A 2022 study, based on a dataset of 20 years from 1999 to 2019, by the Azim Premji University, revealed that climate change is not an important issue among Indian Parliamentarians. Only 0.3 per cent of the questions asked in Parliament were on climate change, and they were not asked by the states most vulnerable to climate change. Overall, very little is being done to use Parliament to drive climate action. For the first time, only in the 2019 national elections, climate change featured in the manifestos of the two major parties — the BJP and the Congress. In the 2024 election, both major parties in their manifestos have articulated their plans to mitigate climate risks and bolster India’s climate resilience. However, what has not changed is the fact that climate change remains largely omitted from the election campaigns of political parties.

On July 11, 2025, the Indian Environment Ministry exempted the majority of India’s coal-based thermal plants from installing systems that were designed to remove sulphur dioxide (SO2) emissions, a key contributor to air pollution. Known as flue gas desulphurisation (FGD) devices, these systems cut SO2 from flue gas, which is a residue from thermal plants. This decision has reversed a decade-old mandate to install $30 billion worth of clean-air equipment, easing sulphur emission rules for most coal-fired power plants, a government order said. Earlier, it was reported that the government was reviewing 2015 norms that required nearly 540 coal-based power units to install flue-gas desulphurisation (FGD) systems that remove sulphur from the plants’ exhaust gases in phases starting in 2027. The gazette notification exempted 79 per cent of the coal-fired power plants, outside a 10-km (6-mile) radius of populated and polluted cities, from the 2015 mandate. The mandate to install FGD for another 11 per cent of the plants near populated cities would be taken on a “case-by-case basis,” the notification said. The balance of 10 per cent of the coal-fired power plants closer to New Delhi and other cities with a million-plus population will be required to install the desulphurisation equipment by December 2027, reports the Economic Times.

In 2015, member states of the United Nations adopted the 2030 Agenda for Sustainable Development. Aimed at achieving human progress, economic prosperity, and planetary health, the framework outlines 17 Sustainable Development Goals (SDGs). Recent studies reveal that environment, carbon emission, biodiversity, and malnutrition are among the issues that remain neglected by certain groups of countries. India, home to one-sixth of the world’s population, is critical in determining the success of the SDGs globally.

Sustainable Development Report (SDR) ranks countries by their overall score and total progress towards achieving all 17 SDGs. The score can be interpreted as a percentage of SDG achievement. A score of 100 indicates that all SDGs have been achieved.

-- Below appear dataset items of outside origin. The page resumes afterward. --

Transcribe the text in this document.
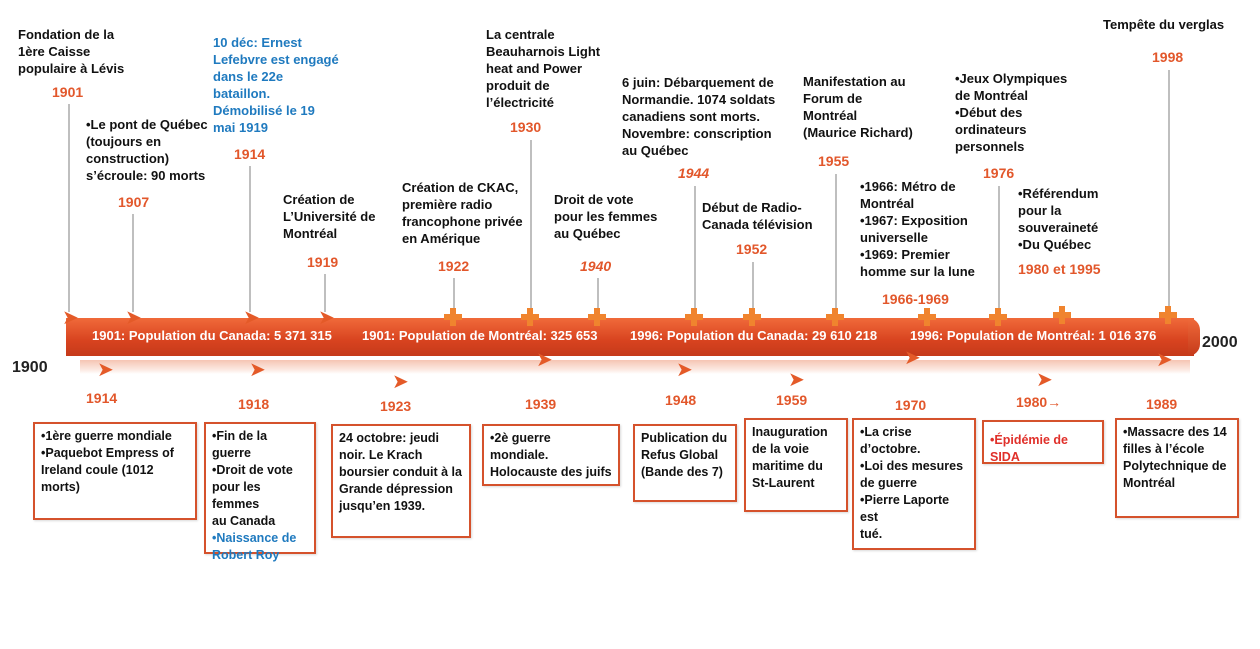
1900
2000
1901: Population du Canada: 5 371 315 1901: Population de Montréal: 325 653 1996: Population du Canada: 29 610 218	1996: Population de Montréal: 1 016 376
Fondation de la
1ère Caisse
populaire à Lévis
1901
➤
•Le pont de Québec
(toujours en
construction)
s’écroule: 90 morts
1907
➤
10 déc: Ernest
Lefebvre est engagé
dans le 22e
bataillon.
Démobilisé le 19
mai 1919
1914
➤
Création de
L’Université de
Montréal
1919
➤
Création de CKAC,
première radio
francophone privée
en Amérique
1922
La centrale
Beauharnois Light
heat and Power
produit de
l’électricité
1930
Droit de vote
pour les femmes
au Québec
1940
6 juin: Débarquement de
Normandie. 1074 soldats
canadiens sont morts.
Novembre: conscription
au Québec
1944
Début de Radio-
Canada télévision
1952
Manifestation au
Forum de
Montréal
(Maurice Richard)
1955
•1966: Métro de
Montréal
•1967: Exposition
universelle
•1969: Premier
homme sur la lune
1966-1969
•Jeux Olympiques
de Montréal
•Début des
ordinateurs
personnels
1976
•Référendum
pour la
souveraineté
•Du Québec
1980 et 1995
Tempête du verglas
1998
➤
1914
•1ère guerre mondiale
•Paquebot Empress of
Ireland coule (1012
morts)
➤
1918
•Fin de la guerre
•Droit de vote
pour les femmes
au Canada
•Naissance de
Robert Roy
➤
1923
24 octobre: jeudi
noir. Le Krach
boursier conduit à la
Grande dépression
jusqu’en 1939.
➤
1939
•2è guerre mondiale.
Holocauste des juifs
➤
1948
Publication du
Refus Global
(Bande des 7)
➤
1959
Inauguration
de la voie
maritime du
St-Laurent
➤
1970
•La crise
d’octobre.
•Loi des mesures
de guerre
•Pierre Laporte est
tué.
➤
1980→
•Épidémie de SIDA
➤
1989
•Massacre des 14
filles à l’école
Polytechnique de
Montréal
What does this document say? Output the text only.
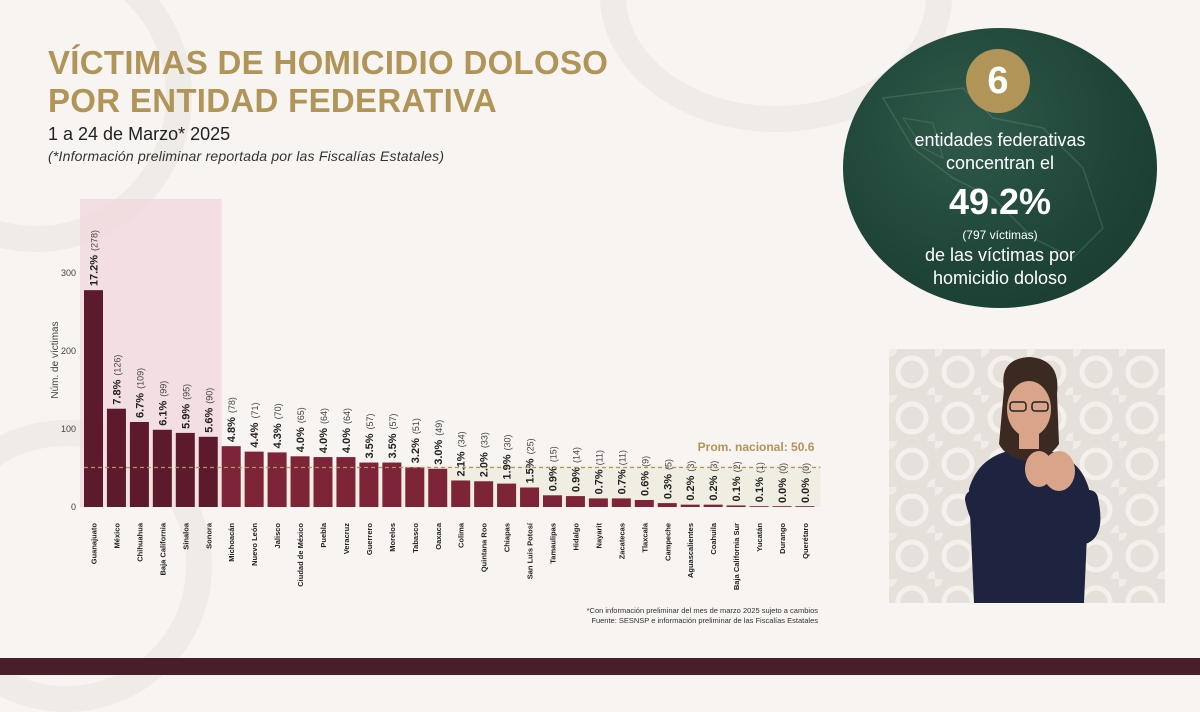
VÍCTIMAS DE HOMICIDIO DOLOSO
POR ENTIDAD FEDERATIVA
1 a 24 de Marzo* 2025
(*Información preliminar reportada por las Fiscalías Estatales)
0
100
200
300
Núm. de víctimas
17.2%(278)
Guanajuato
7.8%(126)
México
6.7%(109)
Chihuahua
6.1%(99)
Baja California
5.9%(95)
Sinaloa
5.6%(90)
Sonora
4.8%(78)
Michoacán
4.4%(71)
Nuevo León
4.3%(70)
Jalisco
4.0%(65)
Ciudad de México
4.0%(64)
Puebla
4.0%(64)
Veracruz
3.5%(57)
Guerrero
3.5%(57)
Morelos
3.2%(51)
Tabasco
3.0%(49)
Oaxaca
2.1%(34)
Colima
2.0%(33)
Quintana Roo
1.9%(30)
Chiapas
1.5%(25)
San Luis Potosí
0.9%(15)
Tamaulipas
0.9%(14)
Hidalgo
0.7%(11)
Nayarit
0.7%(11)
Zacatecas
0.6%(9)
Tlaxcala
0.3%(5)
Campeche
0.2%(3)
Aguascalientes
0.2%(3)
Coahuila
0.1%(2)
Baja California Sur
0.1%(1)
Yucatán
0.0%(0)
Durango
0.0%(0)
Querétaro
Prom. nacional: 50.6
*Con información preliminar del mes de marzo 2025 sujeto a cambios
Fuente: SESNSP e información preliminar de las Fiscalías Estatales
6
entidades federativas
concentran el
49.2%
(797 víctimas)
de las víctimas por
homicidio doloso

According to SDR 2025, India ranks 99 out of 167 countries surveyed. Table 1 reveals that, out of six major economies, India’s SDG score was lowest in 2023. Compared to India, China was much ahead, ranking 49, marginally behind the USA at 44. Germany, the UK, and Japan have very high SDG scores among the major economies. Notably, these are the countries that pioneered a climate economy and played a pivotal role in establishing the UNFCCC.